O impacto foi sentido na tarde do dia 19 de janeiro deste ano, quando um apagão atingiu 10 estados brasileiros e o Distrito Federal. O ocorrido foi um desligamento de emergência no sistema que abastecia esta parte do país.

Desde então o ministério de Minas e Energia (MME) vem estudando medidas de economia para que isso não volte a ocorrer. Como medida emergencial, o país recorreu a um empréstimo de energia da Argentina. A parceria entre os dois países já existe há algum tempo e o contrário também pode ocorrer.

Uma semana depois, no dia 27 de janeiro, o Operador Nacional do Sistema Elétrico (ONS) exportou 200 megawatts para os nossos vizinhos.

O aumento de mais de 50% nas contas de luz também pode ser relacionado com a situação da nossa distribuição de eletricidade, mas não só com isso. Os aumentos estão em parte ligados à renovação de algumas concessões e contratos com as distribuidoras. O sistema de bandeiras tarifárias também tem papel chave no que o consumidor final paga na conta.

Uma das possibilidades levantadas pelo MME foi a da extensão do período do horário de verão. Mas a ideia não foi para frente porque a análise concluiu que o impacto de economia seria praticamente nulo.

Potencial eólico

Em meio a essa crise hídrica, há o fato de que o Brasil é um dos países com maior potencial eólico do mundo, e nos últimos anos houve investimento pesado na geração de energia pelos ventos, que é limpa, renovável e independe de condições climáticas cíclicas, como épocas de chuva.

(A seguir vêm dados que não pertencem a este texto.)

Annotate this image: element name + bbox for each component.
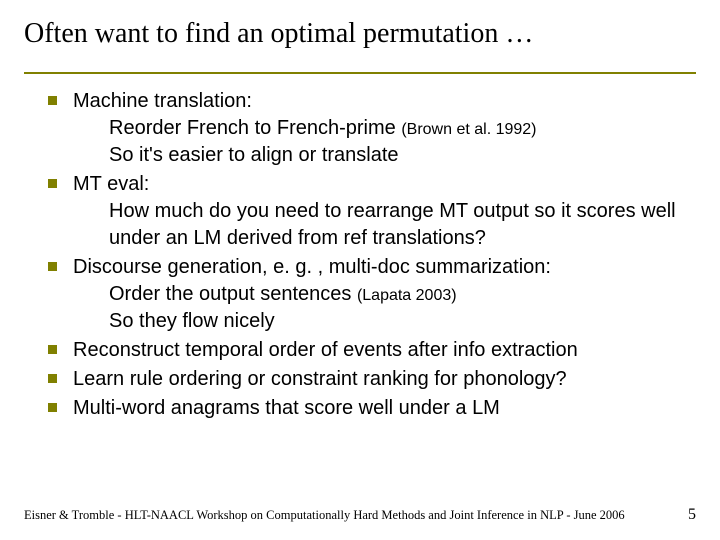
- list-item: Machine translation: Reorder French to F…: [48, 88, 696, 169]
- item-main: Machine translation:: [73, 90, 252, 112]
- item-sub: Order the output sentences (Lapata 2003): [73, 281, 696, 308]
- list-item: Discourse generation, e. g. , multi-doc …: [48, 254, 696, 335]
- bullet-icon: [48, 374, 57, 383]
- title-underline: [24, 72, 696, 74]
- item-main: Discourse generation, e. g. , multi-doc …: [73, 256, 551, 278]
- item-sub: So they flow nicely: [73, 308, 696, 335]
- item-main: MT eval:: [73, 173, 149, 195]
- slide: Often want to find an optimal permutatio…: [0, 0, 720, 540]
- slide-footer: Eisner & Tromble - HLT-NAACL Workshop on…: [24, 506, 696, 524]
- page-number: 5: [688, 506, 696, 524]
- item-sub: So it's easier to align or translate: [73, 142, 696, 169]
- citation: (Lapata 2003): [357, 287, 457, 304]
- footer-text: Eisner & Tromble - HLT-NAACL Workshop on…: [24, 508, 625, 523]
- slide-content: Machine translation: Reorder French to F…: [24, 88, 696, 422]
- item-body: Discourse generation, e. g. , multi-doc …: [73, 254, 696, 335]
- sub-text: Reorder French to French-prime: [109, 117, 401, 139]
- item-body: Reconstruct temporal order of events aft…: [73, 337, 696, 364]
- item-body: Multi-word anagrams that score well unde…: [73, 395, 696, 422]
- bullet-icon: [48, 179, 57, 188]
- list-item: Multi-word anagrams that score well unde…: [48, 395, 696, 422]
- citation: (Brown et al. 1992): [401, 121, 536, 138]
- item-sub: How much do you need to rearrange MT out…: [73, 198, 696, 252]
- bullet-icon: [48, 262, 57, 271]
- item-body: MT eval: How much do you need to rearran…: [73, 171, 696, 252]
- list-item: Learn rule ordering or constraint rankin…: [48, 366, 696, 393]
- item-body: Learn rule ordering or constraint rankin…: [73, 366, 696, 393]
- bullet-icon: [48, 403, 57, 412]
- list-item: MT eval: How much do you need to rearran…: [48, 171, 696, 252]
- sub-text: Order the output sentences: [109, 283, 357, 305]
- item-body: Machine translation: Reorder French to F…: [73, 88, 696, 169]
- bullet-icon: [48, 345, 57, 354]
- slide-title: Often want to find an optimal permutatio…: [24, 18, 696, 58]
- item-sub: Reorder French to French-prime (Brown et…: [73, 115, 696, 142]
- bullet-icon: [48, 96, 57, 105]
- list-item: Reconstruct temporal order of events aft…: [48, 337, 696, 364]
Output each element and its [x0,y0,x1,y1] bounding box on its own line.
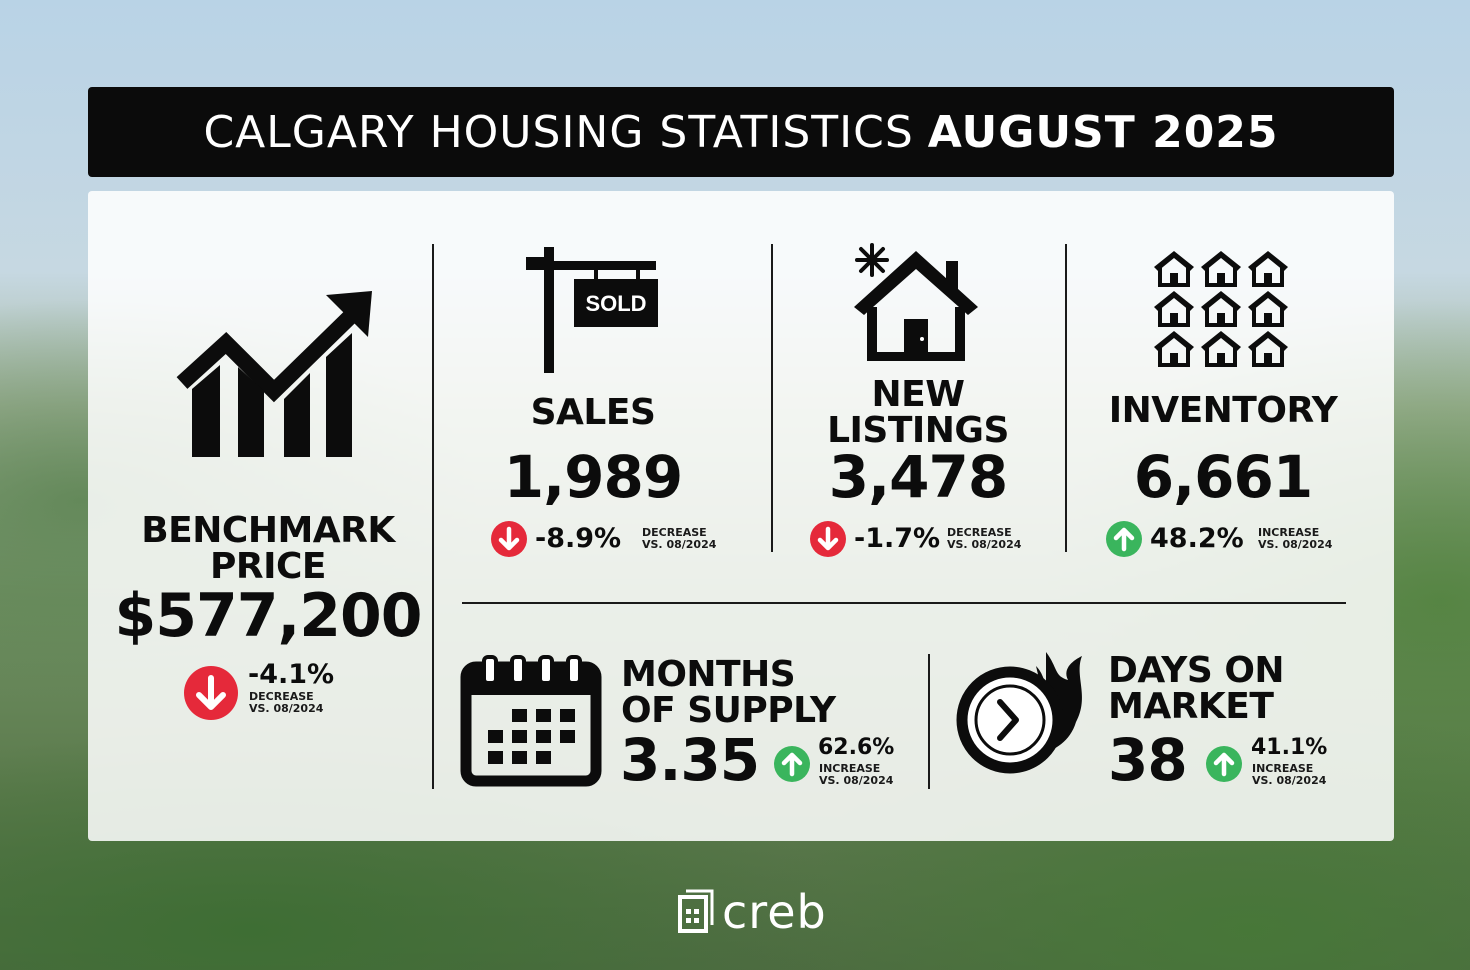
arrow-down-icon [184,666,238,720]
divider-horizontal [462,602,1346,604]
days-on-market-note: INCREASE VS. 08/2024 [1252,762,1327,787]
months-supply-change: 62.6% [818,735,895,760]
svg-text:SOLD: SOLD [585,291,646,316]
creb-logo: creb [676,885,827,939]
sales-note: DECREASE VS. 08/2024 [642,526,717,551]
arrow-up-icon [1106,521,1142,557]
sales-value: 1,989 [503,443,683,511]
arrow-down-icon [810,521,846,557]
arrow-down-icon [491,521,527,557]
inventory-label: INVENTORY [1108,390,1338,431]
sold-sign-icon: SOLD [526,247,658,373]
inventory-value: 6,661 [1133,443,1313,511]
sales-change: -8.9% [535,523,622,554]
new-listings-value: 3,478 [828,443,1008,511]
months-supply-note: INCREASE VS. 08/2024 [819,762,894,787]
benchmark-note: DECREASE VS. 08/2024 [249,690,324,715]
brand-name: creb [722,885,827,939]
title-regular: CALGARY HOUSING STATISTICS [203,106,914,158]
divider-vertical-2 [771,244,773,552]
title-bar: CALGARY HOUSING STATISTICS AUGUST 2025 [88,87,1394,177]
calendar-icon [460,655,602,787]
benchmark-label: BENCHMARK PRICE [141,510,395,587]
houses-grid-icon [1154,249,1290,367]
inventory-note: INCREASE VS. 08/2024 [1258,526,1333,551]
stats-panel: BENCHMARK PRICE $577,200 -4.1% DECREASE … [88,191,1394,841]
benchmark-change: -4.1% [248,659,335,690]
inventory-change: 48.2% [1150,523,1244,554]
title-bold: AUGUST 2025 [927,106,1279,158]
days-on-market-label: DAYS ON MARKET [1108,650,1285,727]
days-on-market-value: 38 [1108,726,1188,794]
new-listings-change: -1.7% [854,523,941,554]
months-supply-label: MONTHS OF SUPPLY [621,654,836,731]
arrow-up-icon [1206,746,1242,782]
clock-fire-icon [956,652,1082,774]
divider-vertical-4 [928,654,930,789]
creb-logo-icon [678,889,714,933]
divider-vertical-1 [432,244,434,789]
new-listings-note: DECREASE VS. 08/2024 [947,526,1022,551]
house-sparkle-icon [854,243,978,361]
months-supply-value: 3.35 [620,726,760,794]
divider-vertical-3 [1065,244,1067,552]
arrow-up-icon [774,746,810,782]
new-listings-label: NEW LISTINGS [827,374,1009,451]
sales-label: SALES [530,392,656,433]
benchmark-value: $577,200 [114,581,422,651]
days-on-market-change: 41.1% [1251,735,1328,760]
trend-chart-icon [176,291,372,457]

Foi a fonte de energia que mais cresceu no Brasil: o país tem 195 parques eólicos em operação atualmente. O aumento da capacidade cresceu 127% em 2014, o que colocou o país na 11ª posição entre os países com maior capacidade instalada no mundo.

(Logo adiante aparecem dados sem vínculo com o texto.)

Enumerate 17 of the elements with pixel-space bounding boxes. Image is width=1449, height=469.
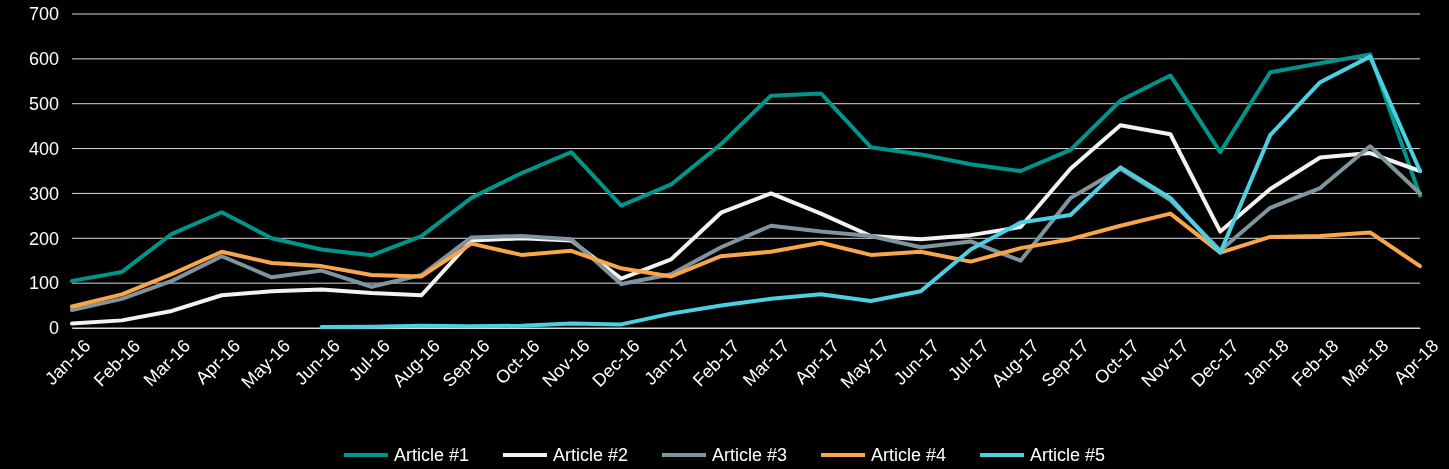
line-series (319, 54, 1422, 330)
y-tick-label: 400 (28, 138, 59, 159)
line-series (70, 211, 1422, 309)
y-tick-label: 300 (28, 183, 59, 204)
y-tick-label: 700 (28, 4, 59, 25)
y-tick-label: 600 (28, 49, 59, 70)
legend-label: Article #2 (552, 445, 628, 466)
legend-label: Article #3 (711, 445, 788, 466)
line-series (70, 52, 1422, 283)
y-tick-label: 100 (28, 273, 59, 294)
line-series (70, 123, 1422, 326)
legend-label: Article #4 (871, 445, 947, 466)
y-tick-label: 0 (48, 318, 59, 339)
y-tick-label: 500 (28, 93, 59, 114)
legend-label: Article #1 (393, 445, 469, 466)
legend-label: Article #5 (1030, 445, 1106, 466)
y-tick-label: 200 (28, 228, 59, 249)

No entanto, no início do ano passado, uma reportagem do Jornal Nacional, da Rede Globo, revelou que 36 dos parques eólicos instalados estavam sem linhas de transmissão, ou seja, gerando energia, mas não transmitindo.

Termoelétricas e alternativas

Na época, o país sofria com uma estiagem semelhante e precisou aumentar a produção das termoelétricas da região Sul. A produção por gás, carvão e óleo é autorizada pelo governo em períodos com menos chuvas. Apesar disso, a geração termoelétrica é mais poluente e mais custosa que outros métodos.

A ativação dessas usinas no ano passado ocorreu quase que no mesmo momento do anúncio do governo sobre a redução das tarifas de energia elétrica. Mas com o custo de produção maior, o Tesouro teve que bancar a diferença.

Agora o governo resolveu repassar às tarifas aquilo que a União estava pagando e, por isso, o aumento recentemente aprovado pela Agência Nacional de Energia Elétrica (Aneel) está pesando tanto no bolso dos brasileiros.

A mensagem que fica com essa crise hídrica é a necessidade de preservação da água com boas condições de uso. A falta dela afeta a sociedade em vários aspectos: políticos, econômicos e, principalmente, sociais.